In seventh grade algebra, my teacher scrawled a string of numbers across the chalkboard: -10, -9, -8. and up through 8, 9, and 10. Mrs. Ernzen’s task for the day was to teach a room of young teens how to add and subtract negative numbers. She stood in front of the chalkboard and through her hands up with enthusiasm. Her pixie-cut and funky pink-rimmed glasses exaggerated her passion for authenticity and teaching—a contagious passion that invited her students to engage, experience, and learn.

The American school system teaches students to be cogs in a broken, ever-evolving machine that is becoming less and less relevant with each passing day. Rote memorization does not work, as evidenced by countless studies over the year. Pair this with the decreasing attention span of humans, and we have a big problem. By the time young adults enter the real world—a world of jobs, relationships, and self-sufficiency—many flounder. The skills learned in school are utterly useless much of the time.

Mrs. Ernzen stood before the number line, before “-2” and asked the class, “how do I subtract three from negative two?” Since she was subtracting, she faced towards the left, towards the negatives, and took three steps in that direction. She landed at “-5”.

The problem with modern education is that there are few, if any, internal feedback loops. Children read material, complete homework, and take tests; they memorize material, receive grades based on surface understanding, and are then shooed along to the next chapter. Teachers, unfortunately, have their hands tied when it comes to delving in deeper to important topics and skipping the less relevant ones. The systems in place often required extensive research and resourcing, so altering the dysfunctional system once more is often pushed aside until dissent can no longer be ignored.

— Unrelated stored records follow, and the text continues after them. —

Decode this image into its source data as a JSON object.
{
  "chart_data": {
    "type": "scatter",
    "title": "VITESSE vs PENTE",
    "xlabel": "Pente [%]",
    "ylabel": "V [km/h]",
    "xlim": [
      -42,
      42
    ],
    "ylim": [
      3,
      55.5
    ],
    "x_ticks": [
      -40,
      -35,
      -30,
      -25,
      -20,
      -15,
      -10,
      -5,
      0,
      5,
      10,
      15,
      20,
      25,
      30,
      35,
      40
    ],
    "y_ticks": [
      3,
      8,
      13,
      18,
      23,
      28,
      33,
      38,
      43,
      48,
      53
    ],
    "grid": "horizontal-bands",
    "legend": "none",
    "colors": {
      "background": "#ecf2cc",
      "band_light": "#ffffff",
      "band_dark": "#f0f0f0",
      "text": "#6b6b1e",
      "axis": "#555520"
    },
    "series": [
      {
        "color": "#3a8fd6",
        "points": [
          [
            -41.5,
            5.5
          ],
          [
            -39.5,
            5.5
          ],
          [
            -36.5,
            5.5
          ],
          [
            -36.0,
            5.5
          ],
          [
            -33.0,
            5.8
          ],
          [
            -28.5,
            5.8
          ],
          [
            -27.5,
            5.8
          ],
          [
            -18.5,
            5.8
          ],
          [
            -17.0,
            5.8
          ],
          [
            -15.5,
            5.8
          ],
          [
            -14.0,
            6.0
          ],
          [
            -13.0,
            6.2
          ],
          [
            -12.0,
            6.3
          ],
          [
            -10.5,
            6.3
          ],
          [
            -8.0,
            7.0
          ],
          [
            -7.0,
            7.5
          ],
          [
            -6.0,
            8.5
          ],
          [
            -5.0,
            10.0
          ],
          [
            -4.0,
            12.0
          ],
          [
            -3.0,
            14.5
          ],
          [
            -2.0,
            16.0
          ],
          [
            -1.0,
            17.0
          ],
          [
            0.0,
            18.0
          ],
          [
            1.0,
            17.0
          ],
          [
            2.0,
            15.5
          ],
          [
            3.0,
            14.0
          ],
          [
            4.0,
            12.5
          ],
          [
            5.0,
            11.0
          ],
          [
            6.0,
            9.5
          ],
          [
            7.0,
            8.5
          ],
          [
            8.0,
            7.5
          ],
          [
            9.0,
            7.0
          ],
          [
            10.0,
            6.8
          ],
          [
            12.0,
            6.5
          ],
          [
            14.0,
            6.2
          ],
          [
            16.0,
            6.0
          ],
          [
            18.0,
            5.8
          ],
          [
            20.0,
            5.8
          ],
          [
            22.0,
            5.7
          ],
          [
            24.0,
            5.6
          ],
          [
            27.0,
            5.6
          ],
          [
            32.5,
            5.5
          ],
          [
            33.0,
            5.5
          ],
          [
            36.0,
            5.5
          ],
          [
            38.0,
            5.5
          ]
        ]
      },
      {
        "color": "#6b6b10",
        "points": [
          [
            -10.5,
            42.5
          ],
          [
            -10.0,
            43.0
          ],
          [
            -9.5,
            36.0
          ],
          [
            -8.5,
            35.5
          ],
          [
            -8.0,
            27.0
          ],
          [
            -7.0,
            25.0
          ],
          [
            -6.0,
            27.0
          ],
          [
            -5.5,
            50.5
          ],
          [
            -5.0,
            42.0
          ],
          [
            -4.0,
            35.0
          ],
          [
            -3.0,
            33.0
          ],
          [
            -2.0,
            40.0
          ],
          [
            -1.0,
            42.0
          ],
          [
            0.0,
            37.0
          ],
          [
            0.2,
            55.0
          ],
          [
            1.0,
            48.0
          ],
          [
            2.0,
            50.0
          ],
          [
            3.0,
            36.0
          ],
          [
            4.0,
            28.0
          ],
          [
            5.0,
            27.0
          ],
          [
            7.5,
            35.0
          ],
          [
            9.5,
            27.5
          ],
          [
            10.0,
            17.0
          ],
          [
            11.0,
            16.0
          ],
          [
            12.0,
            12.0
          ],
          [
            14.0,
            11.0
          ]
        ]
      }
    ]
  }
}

“Let’s try another one! Let’s imagine negative two plus three.” Mrs. Ernzen positioned herself in front of the number “-2” and then asked the students what was next. We instructed her to face to the right since we were adding. She took three steps to the right and stopped in front of “+1”. She shouted out with enthusiasm and the entire class beamed with pride.

Not many teachers are like Mrs. Ernzen. This is one of my few classroom memories from elementary school. I don’t remember many lessons, activities, or facts. Energy, enthusiasm, conversations between students are often forbidden in the classroom. It’s a place for learning, not a place for fun. But what if learning could be made fun?

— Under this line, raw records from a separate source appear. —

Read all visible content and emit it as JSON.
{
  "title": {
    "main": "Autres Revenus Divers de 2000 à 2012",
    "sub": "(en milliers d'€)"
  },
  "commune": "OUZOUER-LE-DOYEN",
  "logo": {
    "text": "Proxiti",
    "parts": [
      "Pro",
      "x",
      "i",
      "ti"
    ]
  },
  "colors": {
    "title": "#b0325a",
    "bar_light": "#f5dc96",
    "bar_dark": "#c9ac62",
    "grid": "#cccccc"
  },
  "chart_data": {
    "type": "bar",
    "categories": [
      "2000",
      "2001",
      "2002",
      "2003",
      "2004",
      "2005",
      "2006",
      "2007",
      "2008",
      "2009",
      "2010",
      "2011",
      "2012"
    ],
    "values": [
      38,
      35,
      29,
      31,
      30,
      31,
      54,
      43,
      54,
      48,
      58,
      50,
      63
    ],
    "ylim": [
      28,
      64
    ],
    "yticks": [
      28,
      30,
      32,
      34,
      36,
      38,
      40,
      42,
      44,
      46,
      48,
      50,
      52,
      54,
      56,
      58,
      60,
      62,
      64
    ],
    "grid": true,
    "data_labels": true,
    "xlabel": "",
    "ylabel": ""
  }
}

I was always a good student, though it was more a matter of discipline than enjoyment. However, I always looked forward to summer, particularly summer camps. I attended science camp, zoo camp, Girl Scout camp, sports camp, music camp, sewing lessons, and STEM camp. I have fond memories of every single summer: learning about animals, wearing hand-crafted clothing, and making new friends. My favorite was STEM camp, where 30 preadolescent girls designed bridges using CAD software, built functional rollercoasters from foam tubing and marbles, and—perhaps for the first time in their lives—learned through hand-on participation. Those are the lessons I remember.

With age, I’ve come to understand the importance of interactive learning. If I were to have a child today, I would not trust the American school system to prepare them for success. Though I am neither a parent nor a teacher, I believe that the system is flawed. We need to promote engagement and enthusiasm surrounding learning. Leaving for school in the morning should generate the level of excitement I felt as I climbed in the family van for summer camp, not the dread of sitting still for 8 hours and being caught daydreaming.

We are moving away from Industrialism and towards a world hinged on creativity, innovation, and new perspectives. Millions of children memorizing the same vocabulary lists and math problems is not going to achieve that.

With the rise of technology come new challenges, and new opportunities. I believe it’s our responsibility to begin applying the latest research to better understand learning, engagement, and retention; I believe that we have the obligation to prepare younger generations for the unknown, ever-unfolding future that they will come into and help create. Though the problem is evident, there is no clear-cut solution. Perhaps, the necessary systematic changes will be—or need to be—just as explorative for the change-makers as those affected. Maybe we needed to approach the questions with the same lighthearted excitement as a child anticipating summer camp, with a sense of adventure and belief that anything is possible.